The eurozone would pitch in euro80 billion under the terms of the deal, of which euro30 billion would be released this year, Juncker said. The IMF would provide the remainder of the funds.

As the eurozone's biggest economy, Germany would be the largest donor. It has also been the Greek government's harshest critic.

Germany's Chancellor, Angela Merkel, had been unwilling to release the money, saying that the cash-strapped Mediterranean country needed to implement further cost-cutting measures.

Worries that Germany could delay the release of bailout funds left stock markets reeling last week. Greek officials have since proposed another set of austerity measures that include raising taxes, reducing pay for civil servants and cutting pensions.

After Greece announced the new measures, Merkel said she would push for Germany to free up euro8.4 billion before next weekend.

"That is what I will lobby for," she said. "It is a sustainable program, spread out over many years."

"I think that this is the only way for us to return the euro to stability."

The goal of the austerity program is to push Greece's deficit to less than 3 per cent of the country's gross domestic product by 2014. Currently, its deficit is 13.6 per cent of GDP.

The proposed financial measures would save the government euro30 billion by 2012, Greek Finance Minister George Papaconstantinou said. Greece's public debt would hit 140 per cent of GDP in 2013, and would begin receding in 2014.

"We are called on today to make a basic choice. The choice is between collapse or salvation," Papaconstantinou said.

Greek Prime Minister George Papandreou has said he would do everything in his power to keep the country from defaulting on his country's public debts.

"The avoidance of bankruptcy is the national red line," he said in a televised speech. "I want to be clear to all. I have done and will do everything so the country does not go bankrupt.

"The alternative course would be a catastrophe and greater pain for all."

The country's financial crisis has caused considerable unrest in the streets of Greek cities. On Saturday, violence erupted during anti-government protests being held as part of the annual May Day rallies. And Greek unions plan to hold a general strike Wednesday in reaction to the proposed cuts.

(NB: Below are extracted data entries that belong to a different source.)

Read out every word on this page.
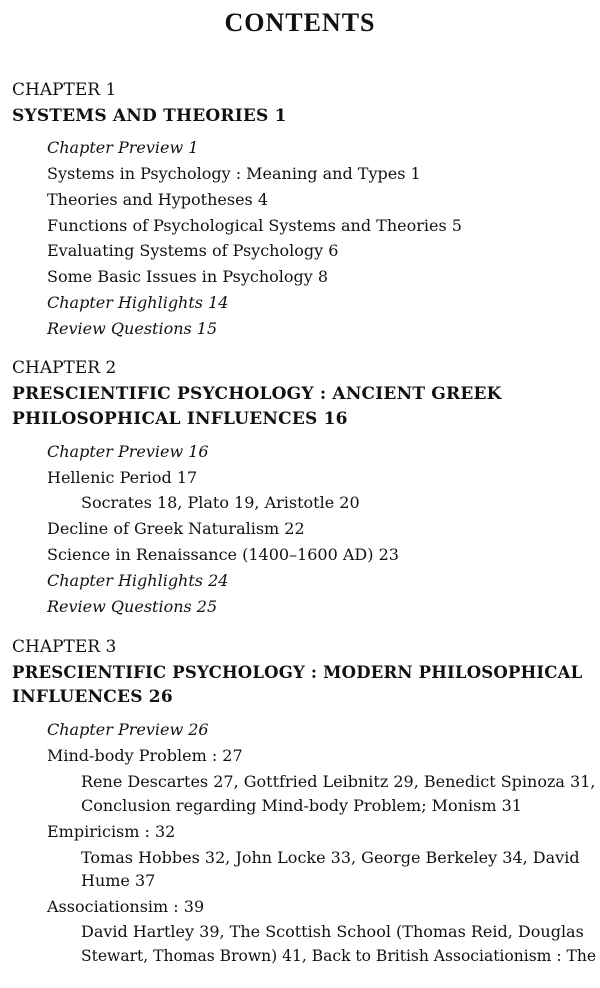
CONTENTS
CHAPTER 1
SYSTEMS AND THEORIES 1
Chapter Preview 1
Systems in Psychology : Meaning and Types 1
Theories and Hypotheses 4
Functions of Psychological Systems and Theories 5
Evaluating Systems of Psychology 6
Some Basic Issues in Psychology 8
Chapter Highlights 14
Review Questions 15
CHAPTER 2
PRESCIENTIFIC PSYCHOLOGY : ANCIENT GREEK
PHILOSOPHICAL INFLUENCES 16
Chapter Preview 16
Hellenic Period 17
Socrates 18, Plato 19, Aristotle 20
Decline of Greek Naturalism 22
Science in Renaissance (1400–1600 AD) 23
Chapter Highlights 24
Review Questions 25
CHAPTER 3
PRESCIENTIFIC PSYCHOLOGY : MODERN PHILOSOPHICAL
INFLUENCES 26
Chapter Preview 26
Mind-body Problem : 27
Rene Descartes 27, Gottfried Leibnitz 29, Benedict Spinoza 31,
Conclusion regarding Mind-body Problem; Monism 31
Empiricism : 32
Tomas Hobbes 32, John Locke 33, George Berkeley 34, David
Hume 37
Associationsim : 39
David Hartley 39, The Scottish School (Thomas Reid, Douglas
Stewart, Thomas Brown) 41, Back to British Associationism : The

"These are the harshest, most unfair measures ever enacted," Stathis Anestis, a spokesperson for Greece's largest union, told The Associated Press.

"That is why our reaction will be decisive and dynamic. You can't always make the workers pay for the results of failed policies."

EU President Herman Van Rompuy has called for a May 7 meeting of eurozone states to "conclude the whole process," once parliaments in Germany and elsewhere have debated the bailout plan.